The United States and Australia announced ( last week that they will invite China to participate in joint military exercises “at the earliest opportunity.” Admiral Timothy Keating, chief of the U.S. Pacific Command, and Angus Houston, commander of the Australian Defence Force, met in Sydney last Tuesday and decided to approach Beijing separately to arrange the proposed three-nation event. “We are anxious to engage with them,” said Keating, referring to the Chinese. “We want to understand much better than we do now China’s intentions.”

If that is his goal, the American admiral did not need to travel thousands of miles, confer with his Australian counterparts, and promise to issue invitations to Beijing. He could have, for instance, listened to the Chinese themselves, who have told him on many occasions that they do not want his ships and planes in East Asia. Keating is trying to make it appear that he has not heard them say “get out.”

Accordingly, Keating has ignored a series of troubling incidents this decade. There was, in April 2001, the now-famous collision of an unarmed Navy reconnaissance plane with an aggressive Chinese fighter pilot in international airspace near Hainan island. Then there were Chinese challenges to Navy information-gathering vessels in international waters, from the Bowditch incident in the Yellow Sea in September 2002 to the several close calls this year involving the Impeccable and the Victorious. A Chinese vessel even tried to steal the Impeccable’s towed array by entangling its wires. In an unmistakable provocation, a Chinese submarine surfaced inside a carrier strike group in October 2006, within firing range of the Kitty Hawk.
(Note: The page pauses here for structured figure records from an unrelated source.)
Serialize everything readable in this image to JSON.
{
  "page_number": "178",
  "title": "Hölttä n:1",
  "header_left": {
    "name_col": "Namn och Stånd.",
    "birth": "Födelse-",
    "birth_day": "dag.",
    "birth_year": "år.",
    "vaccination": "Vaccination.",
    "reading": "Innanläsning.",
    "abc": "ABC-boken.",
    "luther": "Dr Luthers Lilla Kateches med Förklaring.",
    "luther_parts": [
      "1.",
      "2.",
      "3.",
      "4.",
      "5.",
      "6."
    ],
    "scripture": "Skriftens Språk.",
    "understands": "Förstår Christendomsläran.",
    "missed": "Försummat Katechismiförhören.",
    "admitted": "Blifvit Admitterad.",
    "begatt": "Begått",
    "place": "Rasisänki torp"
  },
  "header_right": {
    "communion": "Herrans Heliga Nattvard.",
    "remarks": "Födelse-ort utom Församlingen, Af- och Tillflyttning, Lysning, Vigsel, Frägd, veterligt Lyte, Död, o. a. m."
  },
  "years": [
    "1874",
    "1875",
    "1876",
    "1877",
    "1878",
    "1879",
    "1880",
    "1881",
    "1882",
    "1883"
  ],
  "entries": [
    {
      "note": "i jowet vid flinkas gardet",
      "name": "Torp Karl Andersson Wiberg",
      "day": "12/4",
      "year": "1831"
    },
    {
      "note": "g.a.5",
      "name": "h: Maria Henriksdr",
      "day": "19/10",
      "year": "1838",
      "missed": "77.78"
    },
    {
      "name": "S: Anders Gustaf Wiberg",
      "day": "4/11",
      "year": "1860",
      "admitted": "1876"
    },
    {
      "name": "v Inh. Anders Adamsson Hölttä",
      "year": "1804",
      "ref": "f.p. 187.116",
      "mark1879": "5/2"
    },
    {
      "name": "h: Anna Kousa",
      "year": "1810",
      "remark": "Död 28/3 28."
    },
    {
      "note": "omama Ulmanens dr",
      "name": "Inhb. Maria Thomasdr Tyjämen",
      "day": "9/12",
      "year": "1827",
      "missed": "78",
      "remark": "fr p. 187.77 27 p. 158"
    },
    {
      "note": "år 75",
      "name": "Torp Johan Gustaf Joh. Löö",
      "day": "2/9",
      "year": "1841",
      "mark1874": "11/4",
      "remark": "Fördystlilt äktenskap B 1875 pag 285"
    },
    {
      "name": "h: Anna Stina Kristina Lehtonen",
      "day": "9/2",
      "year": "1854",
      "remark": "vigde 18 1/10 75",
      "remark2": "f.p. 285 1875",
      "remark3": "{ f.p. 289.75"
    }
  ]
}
And how has Keating reacted to this series of provocations? He always says he doesn’t understand Chinese intentions and wants to develop closer relations to learn more. He has tried to sign up a pact with Beijing for the purpose of avoiding maritime accidents, but there has never been anything accidental about Chinese hostile moves against the ships and planes under his command.

The Chinese, we should know by now, are aggressive, but our admirals have to take responsibility for encouraging them to be worse. In the past, the Chinese have acted with hostile intent, and the Navy then tried to reward them. Keating, for instance, once offered to help Beijing build aircraft carriers. Did this generous offer moderate Beijing’s posture? No, the Chinese continued their irresponsible conduct. Incredibly, we reacted by offering them still more. In these circumstances, why would they ever change?

If we want to change Chinese behavior, we need to change ours. And about the last thing we should be doing at this moment is offering joint maneuvers—and thereby proposing to transfer valuable know-how—to Beijing, which is configuring its rapidly expanding navy to fight us.